Fig. 3 shows a schematic diagram of four mask signals generated by a local pseudorandom noise code and a process for measuring chip shape by signal compression in accordance with one embodiment of the application.

Fig. 4 shows the result of a chip shape correlator measuring the 1s smoothed correlation peak of satellite number 1 of the GPS L1C/a signal according to an embodiment of the present application.

Fig. 5 shows the result of a chip shape correlator measuring a 1s smoothed correlation peak of satellite number 1 to which a homodromous multipath GPS L1C/a signal of amplitude 0.5 and delay 0.2 chips is added, according to an embodiment of the present application.

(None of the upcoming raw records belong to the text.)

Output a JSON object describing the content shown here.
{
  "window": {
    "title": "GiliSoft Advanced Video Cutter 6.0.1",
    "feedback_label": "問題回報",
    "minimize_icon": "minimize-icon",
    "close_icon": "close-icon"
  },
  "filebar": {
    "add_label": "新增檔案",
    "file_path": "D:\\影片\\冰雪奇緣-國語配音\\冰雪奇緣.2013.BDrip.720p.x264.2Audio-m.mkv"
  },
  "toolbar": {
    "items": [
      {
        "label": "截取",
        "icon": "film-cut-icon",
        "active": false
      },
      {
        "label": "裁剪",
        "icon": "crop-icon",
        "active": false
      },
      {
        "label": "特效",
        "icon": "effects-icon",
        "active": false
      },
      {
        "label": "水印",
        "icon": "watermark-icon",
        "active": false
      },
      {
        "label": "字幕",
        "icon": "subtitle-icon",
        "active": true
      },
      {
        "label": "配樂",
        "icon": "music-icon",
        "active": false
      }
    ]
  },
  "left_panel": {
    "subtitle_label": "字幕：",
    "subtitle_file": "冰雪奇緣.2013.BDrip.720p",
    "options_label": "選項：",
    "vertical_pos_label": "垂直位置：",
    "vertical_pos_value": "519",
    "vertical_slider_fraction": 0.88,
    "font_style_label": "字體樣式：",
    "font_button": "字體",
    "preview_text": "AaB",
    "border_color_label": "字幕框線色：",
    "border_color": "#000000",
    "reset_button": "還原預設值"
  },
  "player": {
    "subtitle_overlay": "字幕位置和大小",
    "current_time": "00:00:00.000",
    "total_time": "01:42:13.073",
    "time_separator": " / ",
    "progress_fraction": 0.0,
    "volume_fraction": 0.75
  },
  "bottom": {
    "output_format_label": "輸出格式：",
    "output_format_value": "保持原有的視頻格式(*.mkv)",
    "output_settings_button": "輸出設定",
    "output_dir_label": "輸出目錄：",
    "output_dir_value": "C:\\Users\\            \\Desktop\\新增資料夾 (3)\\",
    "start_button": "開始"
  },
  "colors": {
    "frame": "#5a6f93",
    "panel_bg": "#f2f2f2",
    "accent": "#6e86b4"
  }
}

Fig. 6 shows the result of a chip shape correlator measuring correlation peaks of satellite number 1 to which an inverse multipath GPS L1C/a signal of amplitude 0.5 and delay 0.2 chips is added, according to an embodiment of the present application.

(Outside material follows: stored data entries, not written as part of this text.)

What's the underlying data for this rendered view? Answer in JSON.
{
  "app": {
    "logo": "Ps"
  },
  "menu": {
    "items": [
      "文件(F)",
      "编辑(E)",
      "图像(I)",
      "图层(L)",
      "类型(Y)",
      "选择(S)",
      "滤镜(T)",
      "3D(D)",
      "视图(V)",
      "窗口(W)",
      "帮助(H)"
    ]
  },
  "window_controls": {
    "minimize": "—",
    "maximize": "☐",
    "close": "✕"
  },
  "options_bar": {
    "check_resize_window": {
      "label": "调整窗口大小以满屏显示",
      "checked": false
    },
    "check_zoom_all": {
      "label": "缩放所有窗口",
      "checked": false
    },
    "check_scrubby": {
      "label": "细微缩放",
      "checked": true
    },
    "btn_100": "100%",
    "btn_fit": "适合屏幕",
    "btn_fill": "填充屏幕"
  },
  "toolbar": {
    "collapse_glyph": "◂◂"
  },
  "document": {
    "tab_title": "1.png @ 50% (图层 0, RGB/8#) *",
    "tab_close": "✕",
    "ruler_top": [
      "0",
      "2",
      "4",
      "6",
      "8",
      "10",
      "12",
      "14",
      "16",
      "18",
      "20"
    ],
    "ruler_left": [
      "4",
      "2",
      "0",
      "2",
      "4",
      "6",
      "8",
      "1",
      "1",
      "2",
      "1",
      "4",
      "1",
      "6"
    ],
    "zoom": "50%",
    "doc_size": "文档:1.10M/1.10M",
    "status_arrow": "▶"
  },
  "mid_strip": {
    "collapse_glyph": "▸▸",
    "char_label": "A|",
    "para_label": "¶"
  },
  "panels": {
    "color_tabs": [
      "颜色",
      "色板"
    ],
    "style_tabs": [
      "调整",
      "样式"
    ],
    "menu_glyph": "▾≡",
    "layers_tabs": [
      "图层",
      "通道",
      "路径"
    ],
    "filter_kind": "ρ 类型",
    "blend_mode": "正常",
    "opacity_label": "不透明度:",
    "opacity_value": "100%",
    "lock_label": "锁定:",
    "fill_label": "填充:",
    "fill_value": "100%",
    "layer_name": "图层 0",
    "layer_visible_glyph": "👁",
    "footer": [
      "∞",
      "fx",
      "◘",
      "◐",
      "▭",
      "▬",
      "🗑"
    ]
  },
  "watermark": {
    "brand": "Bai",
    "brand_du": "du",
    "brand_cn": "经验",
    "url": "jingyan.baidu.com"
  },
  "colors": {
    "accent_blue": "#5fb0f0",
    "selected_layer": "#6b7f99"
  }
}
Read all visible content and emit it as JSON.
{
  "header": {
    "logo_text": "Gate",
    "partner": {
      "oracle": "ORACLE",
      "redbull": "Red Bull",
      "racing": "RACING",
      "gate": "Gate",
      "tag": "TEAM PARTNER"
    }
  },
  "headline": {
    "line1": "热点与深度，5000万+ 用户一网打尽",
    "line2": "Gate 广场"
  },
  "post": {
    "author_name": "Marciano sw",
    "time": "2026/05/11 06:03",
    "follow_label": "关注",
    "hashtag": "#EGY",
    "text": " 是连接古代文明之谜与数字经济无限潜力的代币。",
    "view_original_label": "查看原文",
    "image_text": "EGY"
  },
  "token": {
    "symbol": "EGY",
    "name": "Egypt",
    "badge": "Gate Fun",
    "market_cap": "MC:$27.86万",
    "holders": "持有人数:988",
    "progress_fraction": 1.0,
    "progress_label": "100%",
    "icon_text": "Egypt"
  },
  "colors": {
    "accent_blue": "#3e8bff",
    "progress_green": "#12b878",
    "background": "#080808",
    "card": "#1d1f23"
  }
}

FIG. 7 shows the result of a chip shape correlator measuring the 1s smooth chip rising edge of satellite number 1 of the GPS L1C/A signal, in accordance with an embodiment of the present application.

Fig. 8 shows the result of a chip shape correlator measuring the 1s smooth chip rising edge of satellite 1 with the addition of a homodromous multipath GPS L1C/a signal with amplitude 0.5 and delay 0.2 chips, according to an embodiment of the present application.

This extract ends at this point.